Pregnant women with obesity could reduce the health risks for their infants through improved diet and more physical activity, say researchers,

The study, published in the journal PLOS Medicine, investigated the impact of high glucose in mothers with gestational diabetes mellitus (GDM) and changes to infants DNA.

GDM is becoming more frequent around the world alongside a rise in obesity and can increase the risk of complications during pregnancy and childbirth as well as increasing the risk of metabolic disease in the child in later life.

High levels of glucose in mothers with GDM have been suggested to trigger epigenetic changes in the developing fetus (chemical modifications to the genetic blueprint of the fetus that function of genes activity) resulting in adverse health outcomes for the child.

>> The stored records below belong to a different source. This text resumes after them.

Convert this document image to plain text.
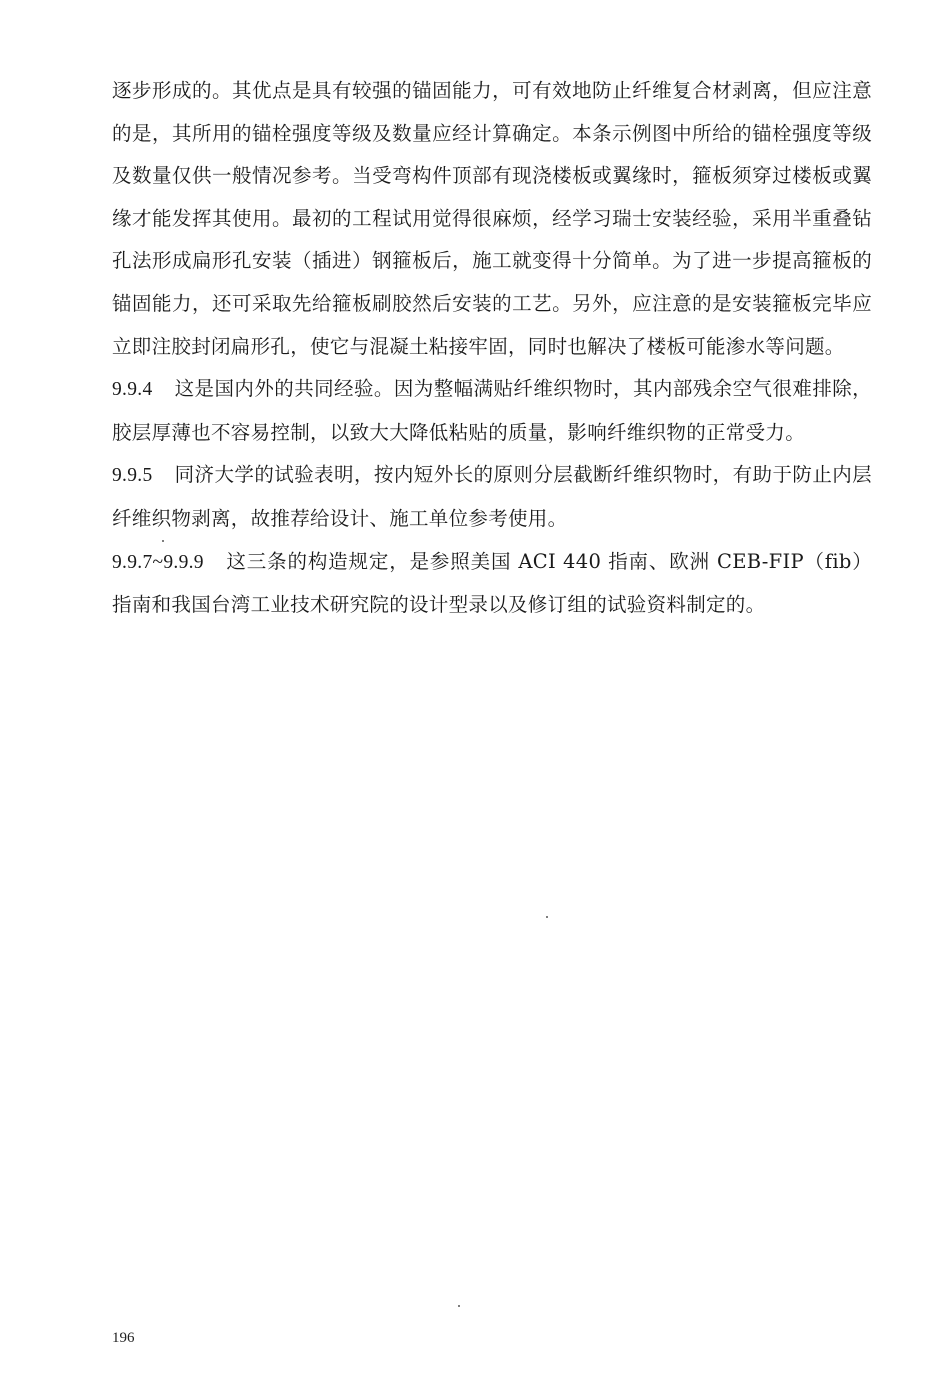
逐步形成的。其优点是具有较强的锚固能力，可有效地防止纤维复合材剥离，但应注意的是，其所用的锚栓强度等级及数量应经计算确定。本条示例图中所给的锚栓强度等级及数量仅供一般情况参考。当受弯构件顶部有现浇楼板或翼缘时，箍板须穿过楼板或翼缘才能发挥其使用。最初的工程试用觉得很麻烦，经学习瑞士安装经验，采用半重叠钻孔法形成扁形孔安装（插进）钢箍板后，施工就变得十分简单。为了进一步提高箍板的锚固能力，还可采取先给箍板刷胶然后安装的工艺。另外，应注意的是安装箍板完毕应立即注胶封闭扁形孔，使它与混凝土粘接牢固，同时也解决了楼板可能渗水等问题。

9.9.4 这是国内外的共同经验。因为整幅满贴纤维织物时，其内部残余空气很难排除，胶层厚薄也不容易控制，以致大大降低粘贴的质量，影响纤维织物的正常受力。

9.9.5 同济大学的试验表明，按内短外长的原则分层截断纤维织物时，有助于防止内层纤维织物剥离，故推荐给设计、施工单位参考使用。

9.9.7~9.9.9 这三条的构造规定，是参照美国 ACI 440 指南、欧洲 CEB-FIP（fib）指南和我国台湾工业技术研究院的设计型录以及修订组的试验资料制定的。

196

“These findings suggest that improvements to diet and physical activity can have an impact on the development of their children,” said study author Karen Lillycrop from the University of Southampton in the UK.

For the study, the research team studied data from over 550 pregnant women with obesity and their children. The trial aims to improve the diet and physical activity of obese pregnant women across the UK.

Compared to women in a control group, who made no changes to their lifestyle during pregnancy, women who were supported in changing their diet to lower glycaemic index foods that are broken down less quickly by the body, a reduced-fat intake and increasing their physical activity put on less weight and were metabolically healthier.

The researchers compared the level and pattern of DNA methylation, a major epigenetic mechanism which controls gene activity, in the new-born infants from mothers who developed GDM with those that did not.

They then looked at whether a dietary and physical activity intervention during pregnancy altered these modifications in infants born to mothers who developed GDM.

The results showed that GDM and high glucose levels in mothers were linked to changes in the level and pattern of functional modification to the infant’s DNA.

Moreover, they found that the dietary and exercise intervention significantly reduced these methylation changes in the infant associated with GDM in the mothers.

“We have known for some time that children of mothers who had gestational diabetes are a greater risk of obesity and poor control of glucose; this new research implies that epigenetic pathways could be involved,” the study authors wrote.